Lo relevante no es solo que el gobierno federal entregue premios. Es que Ebrard ha sido explícito sobre el problema estructural que quiere atacar: mientras México no acelere el registro de patentes y no facilite que sus emprendedores accedan a capital, seguirá siendo territorio de ensamblaje y no de creación. Esa distinción, entre ensamblar y crear, entre rentar tecnología y ser dueño de ella, es el verdadero eje de la política industrial que se está construyendo, y no es gratuito que la robotización, la inteligencia artificial y la automatización de tareas repetitivas aparezcan como telón de fondo de cada intervención del secretario. La transición ya empezó; la pregunta es si México participa en ella como creador o como espectador.
Que la sede haya sido Querétaro tampoco es casual. El estado ya tiene un ecosistema consolidado en aeroespacial, automotriz y manufactura avanzada, con universidades como la Aeronáutica integradas a esa cadena de industria y gobierno. Ahí está, en miniatura, la lógica que el gobierno federal busca replicar con los Polos de Desarrollo Económico para el Bienestar: no inventar vocaciones productivas desde cero, sino identificar dónde ya existe talento acumulado y ponerle infraestructura, financiamiento y visibilidad encima.

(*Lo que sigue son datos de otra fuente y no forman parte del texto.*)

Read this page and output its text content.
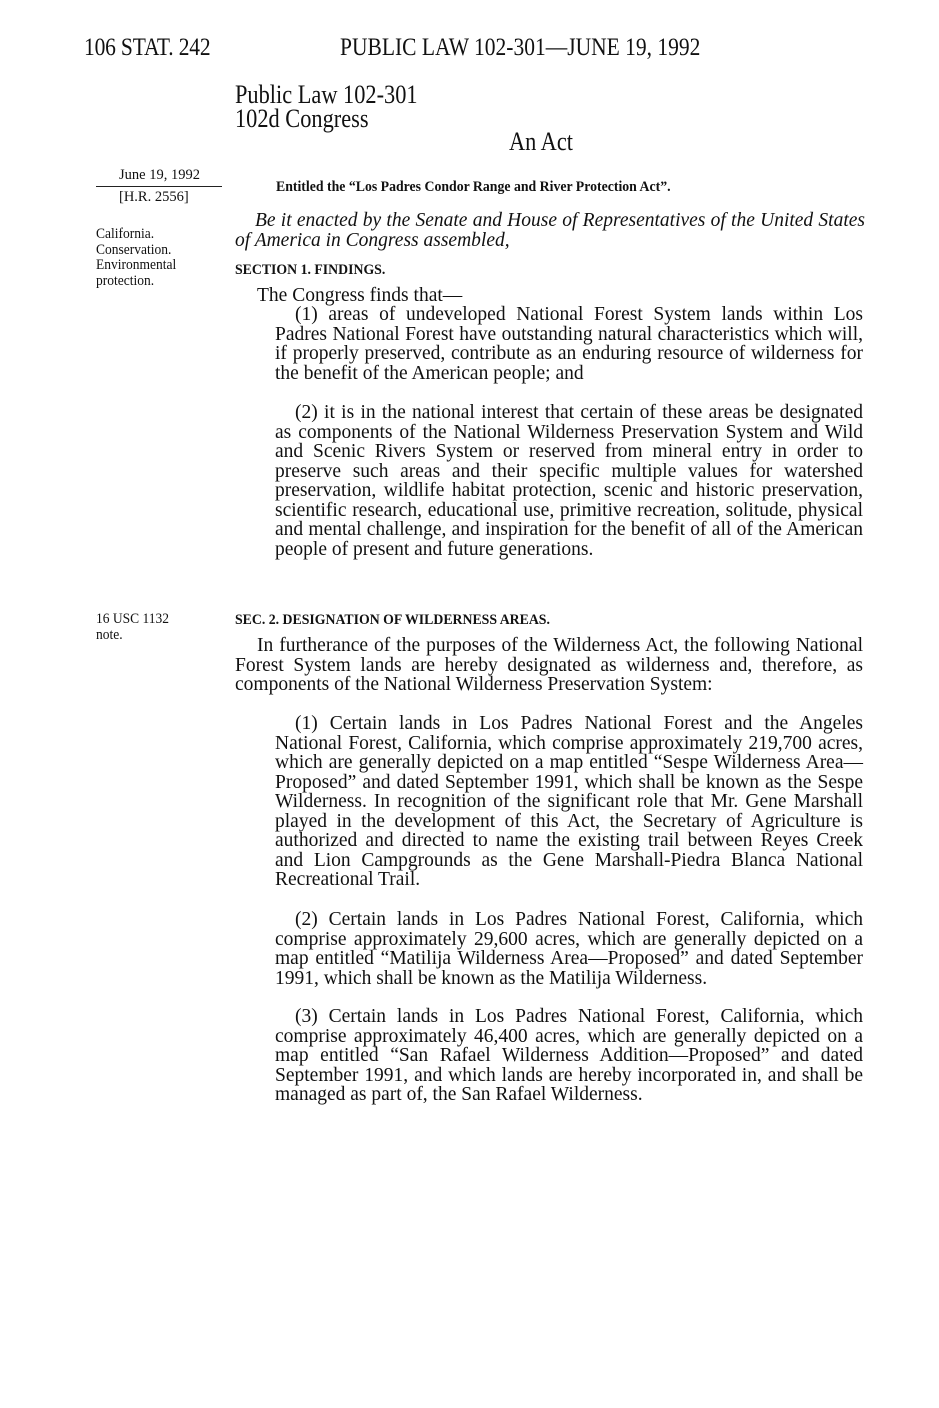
106 STAT. 242	PUBLIC LAW 102-301—JUNE 19, 1992
Public Law 102-301
102d Congress
An Act
June 19, 1992
[H.R. 2556]
California.
Conservation.
Environmental
protection.
16 USC 1132
note.
Entitled the “Los Padres Condor Range and River Protection Act”.
Be it enacted by the Senate and House of Representatives of the United States of America in Congress assembled,
SECTION 1. FINDINGS.
The Congress finds that—
(1) areas of undeveloped National Forest System lands within Los Padres National Forest have outstanding natural characteristics which will, if properly preserved, contribute as an enduring resource of wilderness for the benefit of the American people; and
(2) it is in the national interest that certain of these areas be designated as components of the National Wilderness Preservation System and Wild and Scenic Rivers System or reserved from mineral entry in order to preserve such areas and their specific multiple values for watershed preservation, wildlife habitat protection, scenic and historic preservation, scientific research, educational use, primitive recreation, solitude, physical and mental challenge, and inspiration for the benefit of all of the American people of present and future generations.
SEC. 2. DESIGNATION OF WILDERNESS AREAS.
In furtherance of the purposes of the Wilderness Act, the following National Forest System lands are hereby designated as wilderness and, therefore, as components of the National Wilderness Preservation System:
(1) Certain lands in Los Padres National Forest and the Angeles National Forest, California, which comprise approximately 219,700 acres, which are generally depicted on a map entitled “Sespe Wilderness Area—Proposed” and dated September 1991, which shall be known as the Sespe Wilderness. In recognition of the significant role that Mr. Gene Marshall played in the development of this Act, the Secretary of Agriculture is authorized and directed to name the existing trail between Reyes Creek and Lion Campgrounds as the Gene Marshall-Piedra Blanca National Recreational Trail.
(2) Certain lands in Los Padres National Forest, California, which comprise approximately 29,600 acres, which are generally depicted on a map entitled “Matilija Wilderness Area—Proposed” and dated September 1991, which shall be known as the Matilija Wilderness.
(3) Certain lands in Los Padres National Forest, California, which comprise approximately 46,400 acres, which are generally depicted on a map entitled “San Rafael Wilderness Addition—Proposed” and dated September 1991, and which lands are hereby incorporated in, and shall be managed as part of, the San Rafael Wilderness.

Entre los proyectos presentados destacaron propuestas en inteligencia artificial, nanotecnología y abasto sustentable de agua, es decir, soluciones a problemas concretos del país y no ejercicios de laboratorio. Esa es la prueba de fuego para cualquier estrategia de innovación: no cuánto dinero se reparte, sino si ese dinero está empujando tecnología que México necesita y que hasta ahora importaba.
InnovaFest no va a cerrar por sí solo el rezago histórico de México en patentes, ni va a alcanzar en unos años lo que otras economías construyeron en décadas de inversión sostenida en investigación y desarrollo. Pero sí está haciendo algo que escaseaba en la política industrial mexicana: convertir la innovación en un programa medible, con resultados que se pueden auditar edición tras edición. Y si algo debería exigírsele a cualquier estrategia de desarrollo económico es precisamente eso, resultados verificables y no promesas.